If 0.200 moles of AgNO₃ react with 0.155 moles of H₂SO₄ according to this UNBALANCED equation below, what is the mass in grams of Ag₂SO₄ that could be formed? AgNO₃(aq) + H₂SO₄ (aq) → Ag₂SO₄ (s) + HNO₃ (aq)

Answer 1

Answer:

31.2 g of Ag₂SO₄

Explanation:

We'll begin by writing the balanced equation for the reaction. This is given below:

2AgNO₃(aq) + H₂SO₄ (aq) → Ag₂SO₄ (s) + 2HNO₃ (aq)

From the balanced equation above,

2 moles of AgNO₃ reacted with 1 mole of H₂SO₄ to produce 1 mole of Ag₂SO₄ and 2 moles of HNO₃.

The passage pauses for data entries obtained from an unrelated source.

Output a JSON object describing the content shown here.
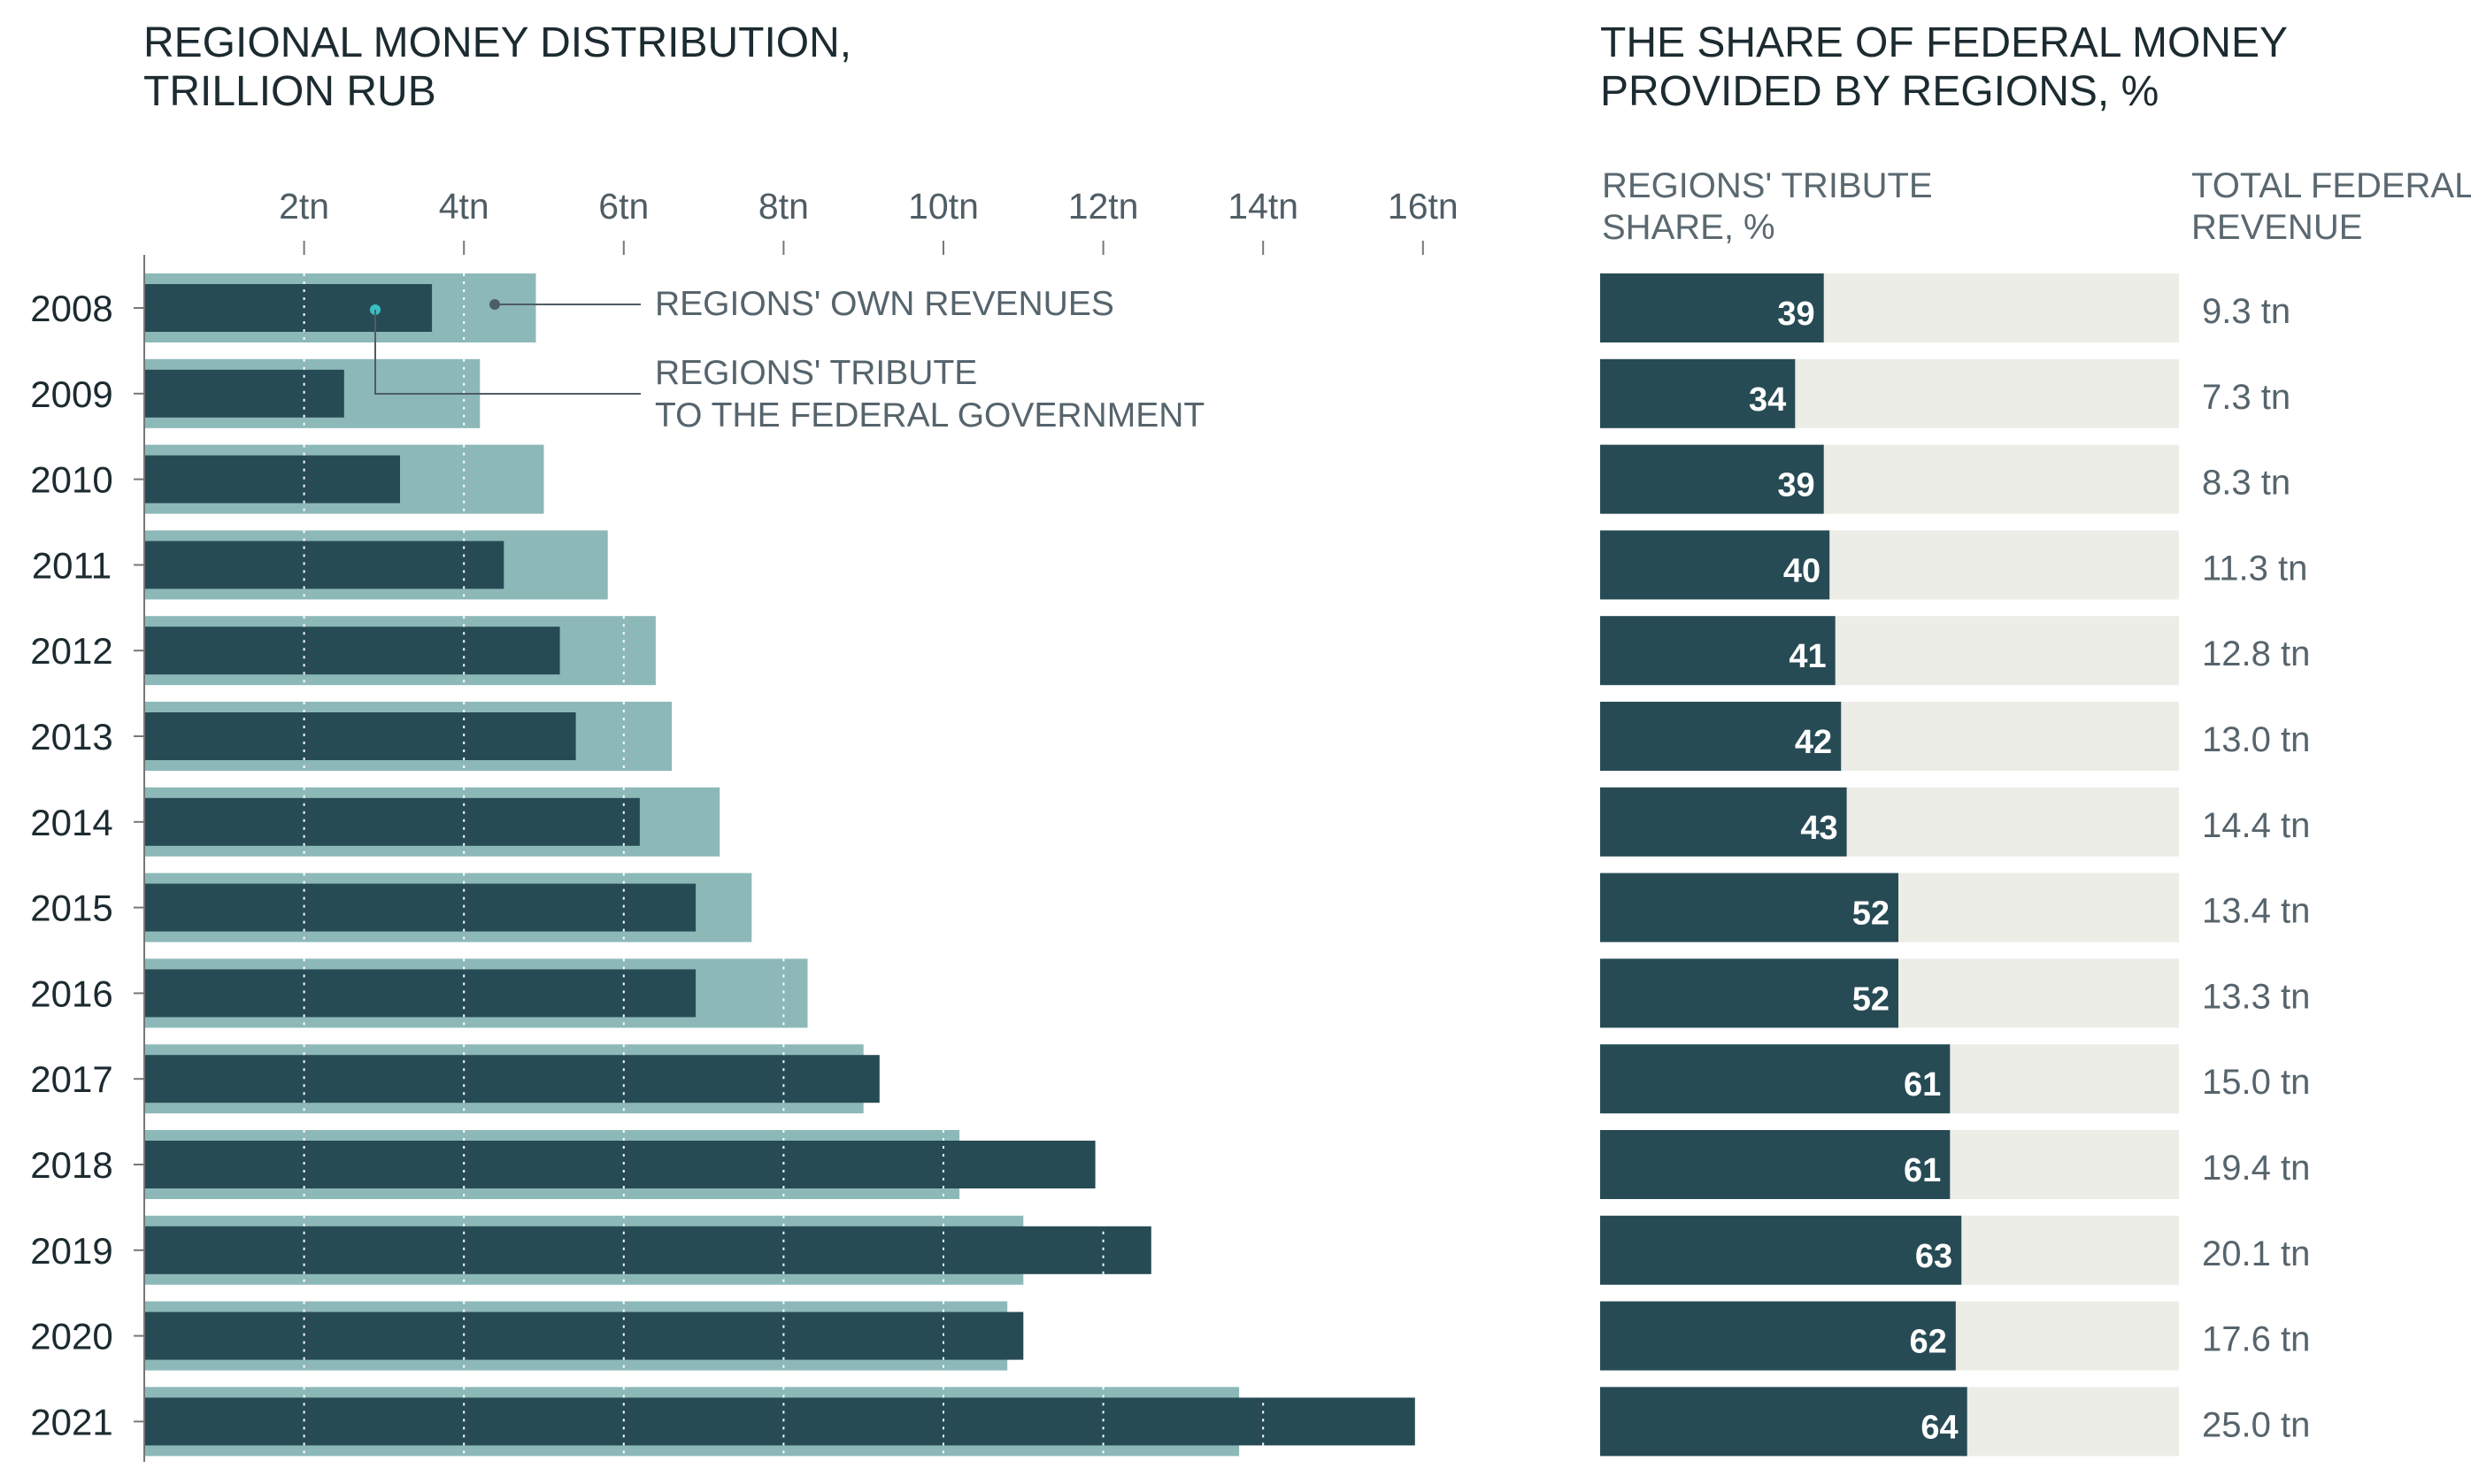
{
  "left_panel": {
    "title_line1": "REGIONAL MONEY DISTRIBUTION,",
    "title_line2": "TRILLION RUB",
    "legend": {
      "own_revenues": "REGIONS' OWN REVENUES",
      "tribute_line1": "REGIONS' TRIBUTE",
      "tribute_line2": "TO THE FEDERAL GOVERNMENT"
    }
  },
  "right_panel": {
    "title_line1": "THE SHARE OF FEDERAL MONEY",
    "title_line2": "PROVIDED BY REGIONS, %",
    "col1_line1": "REGIONS' TRIBUTE",
    "col1_line2": "SHARE, %",
    "col2_line1": "TOTAL FEDERAL",
    "col2_line2": "REVENUE"
  },
  "colors": {
    "own_revenues": "#8cb8b8",
    "tribute": "#274b55",
    "share_background": "#ecede6",
    "axis": "#777777",
    "grid": "#ffffff"
  },
  "chart_data": [
    {
      "type": "bar",
      "orientation": "horizontal",
      "title": "REGIONAL MONEY DISTRIBUTION, TRILLION RUB",
      "categories": [
        "2008",
        "2009",
        "2010",
        "2011",
        "2012",
        "2013",
        "2014",
        "2015",
        "2016",
        "2017",
        "2018",
        "2019",
        "2020",
        "2021"
      ],
      "series": [
        {
          "name": "REGIONS' OWN REVENUES",
          "values": [
            4.9,
            4.2,
            5.0,
            5.8,
            6.4,
            6.6,
            7.2,
            7.6,
            8.3,
            9.0,
            10.2,
            11.0,
            10.8,
            13.7
          ]
        },
        {
          "name": "REGIONS' TRIBUTE TO THE FEDERAL GOVERNMENT",
          "values": [
            3.6,
            2.5,
            3.2,
            4.5,
            5.2,
            5.4,
            6.2,
            6.9,
            6.9,
            9.2,
            11.9,
            12.6,
            11.0,
            15.9
          ]
        }
      ],
      "x_ticks": [
        2,
        4,
        6,
        8,
        10,
        12,
        14,
        16
      ],
      "x_tick_labels": [
        "2tn",
        "4tn",
        "6tn",
        "8tn",
        "10tn",
        "12tn",
        "14tn",
        "16tn"
      ],
      "xlim": [
        0,
        16.5
      ],
      "grid": "vertical dotted lines",
      "legend": "annotations top-right"
    },
    {
      "type": "bar",
      "orientation": "horizontal",
      "title": "THE SHARE OF FEDERAL MONEY PROVIDED BY REGIONS, %",
      "categories": [
        "2008",
        "2009",
        "2010",
        "2011",
        "2012",
        "2013",
        "2014",
        "2015",
        "2016",
        "2017",
        "2018",
        "2019",
        "2020",
        "2021"
      ],
      "series": [
        {
          "name": "REGIONS' TRIBUTE SHARE, %",
          "values": [
            39,
            34,
            39,
            40,
            41,
            42,
            43,
            52,
            52,
            61,
            61,
            63,
            62,
            64
          ],
          "labels": [
            "39",
            "34",
            "39",
            "40",
            "41",
            "42",
            "43",
            "52",
            "52",
            "61",
            "61",
            "63",
            "62",
            "64"
          ]
        }
      ],
      "xlim": [
        0,
        100
      ],
      "total_federal_revenue": [
        "9.3 tn",
        "7.3 tn",
        "8.3 tn",
        "11.3 tn",
        "12.8 tn",
        "13.0 tn",
        "14.4 tn",
        "13.4 tn",
        "13.3 tn",
        "15.0 tn",
        "19.4 tn",
        "20.1 tn",
        "17.6 tn",
        "25.0 tn"
      ]
    }
  ]
}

Next, we shall determine the limiting reactant.

This can obtained as follow:

From the balanced equation above,

2 moles of AgNO₃ reacted with 1 mole of H₂SO₄.

Therefore, 0.2 moles of AgNO₃ will react with = (0.2 x 1)/2 = 0.1 mole of H₂SO₄.

From the calculations made above, only 0.1 mole out of 0.155 mole of H₂SO₄ given is needed to react completely with 0.2 mole of AgNO₃. Therefore, AgNO₃ is the limiting reactant.

Next,, we shall determine the number of mole of Ag₂SO₄ produced from the reaction.

In this case we shall use the limiting reactant because it will give the maximum yield of Ag₂SO₄ as all of it is consumed in the reaction.

The limiting reactant is AgNO₃ and the number of mole of Ag₂SO₄ produced can be obtained as follow:

From the balanced equation above,

2 moles of AgNO₃ reacted to produce 1 mole of Ag₂SO₄.

Therefore, 0.2 moles of AgNO₃ will react to produce = (0.2 x 1)/2 = 0.1 mole of Ag₂SO₄.

Therefore, 0.1 mole of Ag₂SO₄ is produced from the reaction.

Finally, we shall convert 0.1 mole of Ag₂SO₄ to grams.

This can be obtained as follow:

Molar mass of Ag₂SO₄ = (2x108) + 32 + (16x4) = 312 g/mol

Mole of Ag₂SO₄ = 0.1

Mass of Ag₂SO₄ =?

Mole = mass /Molar mass

0.1 = Mass of Ag₂SO₄ /312

Cross multiply

Mass of Ag₂SO₄ = 0.1 x 312

Mass of Ag₂SO₄ = 31.2 g

Therefore, 31.2 g of Ag₂SO₄ were obtained from the reaction.